─鹿児島県日置市、妙円寺─

「いよいよ、か」
島津弦一朗しまづげんいちろう は暮れ行く虚空を見据えた。
嵐に切り刻まれた細切れの雲は、さながら累々と横たわる将兵の屍。
その連想を呼び起こした光景に、島津は尋常ならざる匂いを嗅ぎ取っていた。
遠い昔。刀槍を提げ、馬腹を蹴って戦場を馳せた身には親しく馴染んだ匂い。
時が流れ、身は様々に移ろったが、それを忘れ果てる事だけは決してなかった。
携えた小太刀の鯉口をそっ、と切る。
曇り一つ無い刀身に、蒼い輝きが奔った。



─東京都渋谷区、某所─

横殴りの風雨が、眠らぬ街の煌きすら覆い尽くして荒れ狂う。
ヴェルギール・レントシュタットは、足元の水溜りに横たわる肉塊を冷たく見下ろした。
「──この程度」
感情の篭らない呟きは音として美しく、それでいて聴く者を総毛立たせる凄愴な響きを帯びている。
「だとしたら、茶番に過ぎる。もっと速く殺すべきだった」
叩き付ける風雨を意に介さず、自ら屠った獲物に手を伸ばす。
華奢な少年の手が、倍は厚みのありそうな巨漢の喉首に食い込み、無造作に引き摺り上げた。
反応は無い。完全に息絶えている。
「…外れ籤を引かされたか」
秀麗な美貌が僅かに歪む。
できるならば、自分が片付けておきたかった。そうすれば、彼女は手を汚さずに済む。
決して口にする事の無いであろう願いは、だが、どうやら叶いそうもない。
芸術品を思わせる端麗な指が、死体の頚部を無造作に握り潰した。



─東京都新宿区、久米法律事務所─

「──判りました。そのまま交戦を継続してください。お疲れさま」
香坂槇依こうさか まきえ は労いの言葉を最後に電話を切った。
思わず溜息がこぼれる。
「─やっぱし囮やったか」
低い声が壁際から響いた。
槇依は声の方向を軽く睨みつけた。
「悪趣味です。

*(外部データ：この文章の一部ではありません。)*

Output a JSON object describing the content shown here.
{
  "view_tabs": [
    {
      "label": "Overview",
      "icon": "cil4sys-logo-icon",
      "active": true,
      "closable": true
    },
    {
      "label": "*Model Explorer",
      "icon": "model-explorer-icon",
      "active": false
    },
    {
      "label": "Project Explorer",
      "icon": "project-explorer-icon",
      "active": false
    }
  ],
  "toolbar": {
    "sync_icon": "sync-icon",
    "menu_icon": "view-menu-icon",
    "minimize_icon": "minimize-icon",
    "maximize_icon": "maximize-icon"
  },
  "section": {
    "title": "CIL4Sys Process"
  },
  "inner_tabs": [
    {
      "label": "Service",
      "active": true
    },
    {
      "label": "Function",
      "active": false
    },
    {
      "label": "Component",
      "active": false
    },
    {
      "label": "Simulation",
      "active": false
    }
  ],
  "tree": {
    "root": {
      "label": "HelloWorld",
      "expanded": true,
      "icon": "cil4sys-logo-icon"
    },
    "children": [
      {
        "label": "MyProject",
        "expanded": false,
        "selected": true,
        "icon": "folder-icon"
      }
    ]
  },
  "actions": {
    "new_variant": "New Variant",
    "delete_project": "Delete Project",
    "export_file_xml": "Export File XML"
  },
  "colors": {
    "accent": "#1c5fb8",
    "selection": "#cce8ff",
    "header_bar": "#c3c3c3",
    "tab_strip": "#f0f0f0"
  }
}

女の溜息に聞き耳立てるなんて」
「そら済まんな」
沢崎慎さわざきしん はあしらうように笑った。
日本人としては丈も厚みもある身体を壁にもたせかける。
「ヴェルの奴、ご機嫌斜めやったやろ?」
「それはもう」
槇依は数分前の報告を思い起こした。
「あの様子だと、多分所長の思惑にも気付いています」
「今更どうもならんわ」
沢崎は鼻で笑った。そういう仕草が、不思議と嫌味にならない。
「揉めてまで邪魔する気はあれへんのやろからな。それより─」
「島津さんは明後日には戻られます。 悠鶴ゆづる ちゃんには…所長から?」
「ああ」
沢崎の口元が、今度は苦笑に歪んだ。